Kolkata, May 3 : Top leadership of three Naga political groups, currently part of the Naga Reconciliation Process, took part in a five-day reconciliation meeting organized in Kolkata from April 29 to May 3, 2014 with the intent to “engage and explore creative ways to fulfill the Lenten Agreement.”
“In pursuit for the realization of the Lenten Agreement, the Forum for Naga Reconciliation facilitated a series of formal and informal meetings among the leaders of the signatory groups. On recognizing the necessity, the three Naga political groups agreed to have a close-door residential meeting among the top leadership,” the FNR stated in a press release today.
The top leadership of GPRN/NSCN Gen. Khole Konyak and N. Kitovi Zhimomi; NNC/FGN leaders Zhopra Vero, Vice President and Zaleo Sapu, Home Minister, “responding to this necessity” participated in the meeting. The FNR valued their presence with much appreciation.
However, it was informed that FGN President, Brig. S. Singnya was unable to attend the meeting due to ill-health. Furthermore, the travel of NSCN/GPRN leaders Isak Chishi Swu and Th. Muivah to Kolkata was not cleared by the Government of India, and hence, they were unable to personally attend. In their absence, they were represented by General (Retd) VS Atem, Khevihe Chishi Swu and TT Among.
In the course of the 5-day meeting, the three Naga political groups expressed the “necessity of Naga reconciliation as a means to a shared future and extended their willingness to work for it till it is achieved,” the FNR informed.

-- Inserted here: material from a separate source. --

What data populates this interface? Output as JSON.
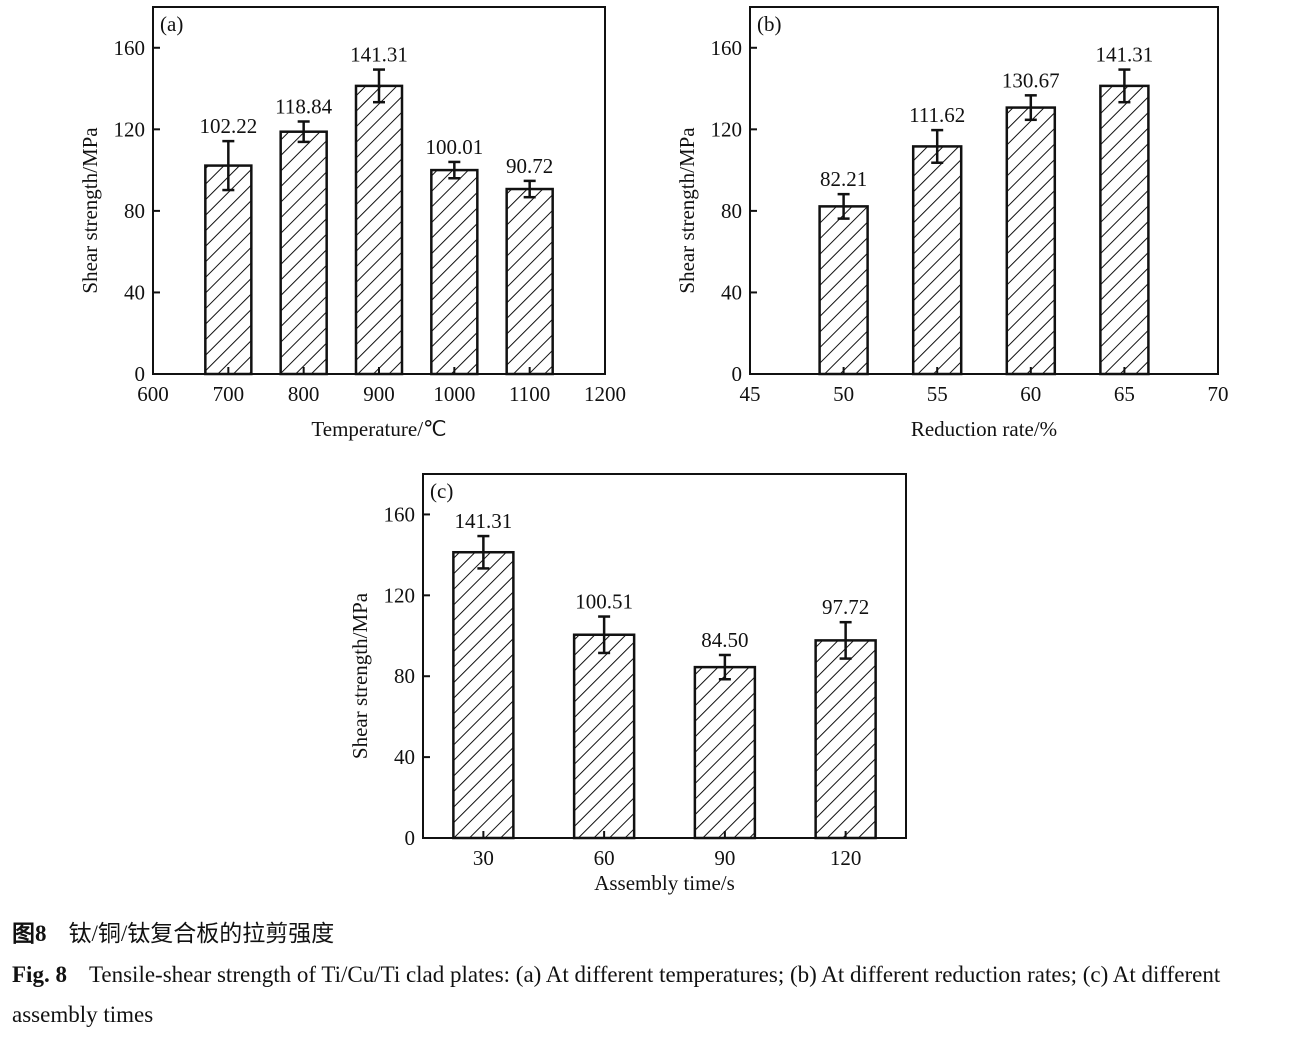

As part of the confidence building measures the representatives identified positive and negative aspects of the process and specified key steps on how the Naga reconciliation can be further reinforced. “They explored together the values of Truth, Mercy, Peace and Justice and emphasized on how they were vital to the journey of Naga reconciliation,” noted the FNR.
The representatives, through a process of envisioning, shared their vision for the Naga people and expressed desire to engage in more confidence building measures as a way of “trashing out difficult issues in the interest of the shared Naga future.”
While appreciating the Government of India for their cooperation to Naga Reconciliation, the FNR remained “concerned by this recent attitude, thereby raising questions of doubt and insincerity.”
The Forum for Naga Reconciliation further informed that the Naga Reconciliation Process is in the interest of the common good of all concerned. It stated that “For too long the internal division of the Nagas has been projected as one of the causes for the protracted conflict.” Hence, in this time of peace, where Naga political groups are “reconciling and seeking ways to find unity in purpose,” the FNR urged “Nagas, our neighbours and the Government of India to have more understanding and extend even moral support to the process. The realization of Naga reconciliation is in the mutual interest of all those who desire justice, peace and reconciliation in the region.”